Lição 03
INTERPRETAÇÃO
“... nenhuma profecia da Escritura é de
particular interpretação.
Porque a profecia
nunca foi produzida por
vontade
de homem algum, mas os homens santos de Deus
falaram inspirados pelo Espírito Santo”.
II Pedro 1:20-21.
Cada
pessoa ao ler a Bíblia, precisa ter em mente que:
• A
base da interpretação é a própria Bíblia.
• Os
homens necessitam aprender com Deus, porque, além da leitura, é necessária a
revelação do Espírito Santo, para que se possa perceber o que está além da
letra.
“... porque a letra
mata, e o
Espírito vivifica”. II Coríntios 3:6b.
O
livro de Atos narra a história do Etíope que estava
lendo a Palavra, mas não a compreendia.
Deus
enviou Felipe para ajudá-lo na interpretação.
O
eunuco era culto, Felipe era cheio do Espírito de sabedoria.
O
resultado foi a conversão e o batismo do Etíope.
A
importância desse fato foi a expansão do Evangelho
para outras nações. Atos 8:26-35.
A
carta de Pedro diz que não pode haver interpretação particular da Palavra de
Deus.
Pedro
também fala que há pessoas que torcem o sentido das Escrituras, para sua própria
perdição. II
Pedro 3:16.
Com
a distorção da Palavra, surgem heresias, seitas, pretensas religiões, falsos
profetas, com suas “bíblias” próprias.
Condições
para interpretação da Bíblia:
·
Espiritualidade. I Coríntios 2:14 e 3:2.
·
Conversão
real a Cristo.
·
Vida em
harmonia com o Espírito Santo.
·
Humildade
e ausência de preconceitos: O Espírito Santo não pode ensinar a um coração
soberbo.
·
Nenhuma
opinião própria a respeito de qualquer assunto, tem valor para a verdadeira
interpretação.
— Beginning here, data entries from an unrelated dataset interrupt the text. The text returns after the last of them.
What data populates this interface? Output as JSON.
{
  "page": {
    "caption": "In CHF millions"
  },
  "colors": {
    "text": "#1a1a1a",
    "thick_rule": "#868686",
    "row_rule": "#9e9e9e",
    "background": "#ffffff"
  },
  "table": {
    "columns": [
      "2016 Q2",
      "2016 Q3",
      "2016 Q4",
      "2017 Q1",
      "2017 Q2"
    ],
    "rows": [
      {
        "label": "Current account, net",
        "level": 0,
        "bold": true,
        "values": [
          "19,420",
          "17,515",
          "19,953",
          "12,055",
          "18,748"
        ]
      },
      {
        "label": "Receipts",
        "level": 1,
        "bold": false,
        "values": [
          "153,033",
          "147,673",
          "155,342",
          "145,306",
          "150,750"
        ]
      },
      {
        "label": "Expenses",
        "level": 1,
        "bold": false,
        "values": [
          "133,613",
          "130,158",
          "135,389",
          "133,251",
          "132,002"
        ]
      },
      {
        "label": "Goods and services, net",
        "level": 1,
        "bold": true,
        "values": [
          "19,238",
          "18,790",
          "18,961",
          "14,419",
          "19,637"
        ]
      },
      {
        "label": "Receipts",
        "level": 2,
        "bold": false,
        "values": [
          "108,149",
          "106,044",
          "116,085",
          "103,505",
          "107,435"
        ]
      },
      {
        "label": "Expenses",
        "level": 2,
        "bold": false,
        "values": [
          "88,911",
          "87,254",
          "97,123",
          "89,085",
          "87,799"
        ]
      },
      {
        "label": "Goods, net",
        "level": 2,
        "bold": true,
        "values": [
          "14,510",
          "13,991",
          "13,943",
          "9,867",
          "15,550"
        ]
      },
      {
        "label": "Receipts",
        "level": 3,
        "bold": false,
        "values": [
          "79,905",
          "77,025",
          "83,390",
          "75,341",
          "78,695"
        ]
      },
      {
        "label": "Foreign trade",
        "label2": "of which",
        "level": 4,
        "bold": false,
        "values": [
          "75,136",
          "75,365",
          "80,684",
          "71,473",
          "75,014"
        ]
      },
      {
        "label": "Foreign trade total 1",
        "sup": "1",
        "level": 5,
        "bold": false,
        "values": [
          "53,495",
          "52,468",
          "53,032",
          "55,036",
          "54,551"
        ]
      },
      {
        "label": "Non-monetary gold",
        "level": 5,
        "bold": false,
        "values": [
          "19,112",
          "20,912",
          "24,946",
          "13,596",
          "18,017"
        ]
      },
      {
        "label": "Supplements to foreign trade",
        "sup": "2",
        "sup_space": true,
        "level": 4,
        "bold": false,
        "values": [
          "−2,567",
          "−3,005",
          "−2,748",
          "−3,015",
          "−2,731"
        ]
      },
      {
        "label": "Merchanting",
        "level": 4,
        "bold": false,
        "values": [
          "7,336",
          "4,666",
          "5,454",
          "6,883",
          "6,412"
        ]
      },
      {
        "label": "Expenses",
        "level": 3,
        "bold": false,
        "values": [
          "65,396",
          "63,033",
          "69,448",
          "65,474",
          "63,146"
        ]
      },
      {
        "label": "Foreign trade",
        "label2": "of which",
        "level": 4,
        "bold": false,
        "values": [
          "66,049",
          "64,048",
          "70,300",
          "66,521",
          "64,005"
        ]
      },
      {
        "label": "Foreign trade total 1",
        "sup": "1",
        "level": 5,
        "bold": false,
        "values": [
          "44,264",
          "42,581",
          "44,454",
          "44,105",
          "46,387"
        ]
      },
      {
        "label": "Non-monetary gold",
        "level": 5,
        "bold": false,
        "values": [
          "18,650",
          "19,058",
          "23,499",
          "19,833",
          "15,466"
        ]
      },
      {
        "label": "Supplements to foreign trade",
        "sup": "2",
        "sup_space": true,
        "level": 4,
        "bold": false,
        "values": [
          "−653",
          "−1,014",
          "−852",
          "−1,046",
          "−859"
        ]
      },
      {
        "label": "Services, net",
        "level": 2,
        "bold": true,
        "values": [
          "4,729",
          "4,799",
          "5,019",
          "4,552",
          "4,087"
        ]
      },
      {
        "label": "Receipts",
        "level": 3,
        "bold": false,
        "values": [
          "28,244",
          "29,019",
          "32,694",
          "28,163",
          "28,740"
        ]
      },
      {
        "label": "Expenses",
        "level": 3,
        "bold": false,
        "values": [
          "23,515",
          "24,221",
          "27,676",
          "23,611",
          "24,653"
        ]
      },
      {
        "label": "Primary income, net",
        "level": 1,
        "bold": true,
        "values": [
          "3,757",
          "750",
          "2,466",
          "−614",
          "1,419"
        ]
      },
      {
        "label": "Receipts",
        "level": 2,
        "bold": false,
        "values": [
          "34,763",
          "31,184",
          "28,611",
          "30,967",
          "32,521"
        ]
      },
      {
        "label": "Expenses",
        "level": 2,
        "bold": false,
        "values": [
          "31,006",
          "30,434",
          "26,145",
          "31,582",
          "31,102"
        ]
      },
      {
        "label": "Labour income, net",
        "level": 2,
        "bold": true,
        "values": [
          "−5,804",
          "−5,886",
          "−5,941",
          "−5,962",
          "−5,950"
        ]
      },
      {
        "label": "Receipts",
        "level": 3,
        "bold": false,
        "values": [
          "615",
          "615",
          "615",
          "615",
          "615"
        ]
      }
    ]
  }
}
Provérbios
1:1-2 e Tiago 3:1.
·
Dedicação
e Oração. Atos 17:11; Isaías 34:16 e Salmos 119:18e73.
·
Amar,
estudar e meditar na Palavra de Deus, com o propósito de conhecer a Deus e Seu
Plano.
·
E o
mesmo Deus que revelou aos profetas no passado, dará hoje entendimento, através
do seu Espírito Santo, a todo o que o busca sinceramente.
REGRAS
PARA A INTERPRETAÇÃO DA BÍBLIA
Hermenêutica
é a ciência que postula os princípios e estabelece as regras de interpretação:
·
Gramatical:
Verificar as particularidades da língua usada; o verdadeiro sentido da
expressão e das palavras; o estilo do autor; a época em que foi escrito o livro
e também distinguir entre a linguagem literal e a simbólica (metáforas,
alegorias, parábolas).
·
Histórica
e Geográfica: São os auxílios externos. A comprovação das verdades bíblicas
através da história ou das descobertas arqueológicas.
Muitos textos
bíblicos serão melhores compreendidos com o conhecimento do momento histórico;
dos acidentes geográficos da região e do tempo em que os documentos foram
escritos. São também importantes, o conhecimento dos
costumes, cultura, clima, vegetação...
Exemplos:
• Rio Nilo. Gênesis 15:18;
Êxodo 2:3 e 7:20; Isaías 7:18.
• Rio Jordão. Josué 3:14-17;
Mateus 3:13.
• Mar Morto. Gênesis 14:3; Josué 18:19; Deuteronômio 3:17.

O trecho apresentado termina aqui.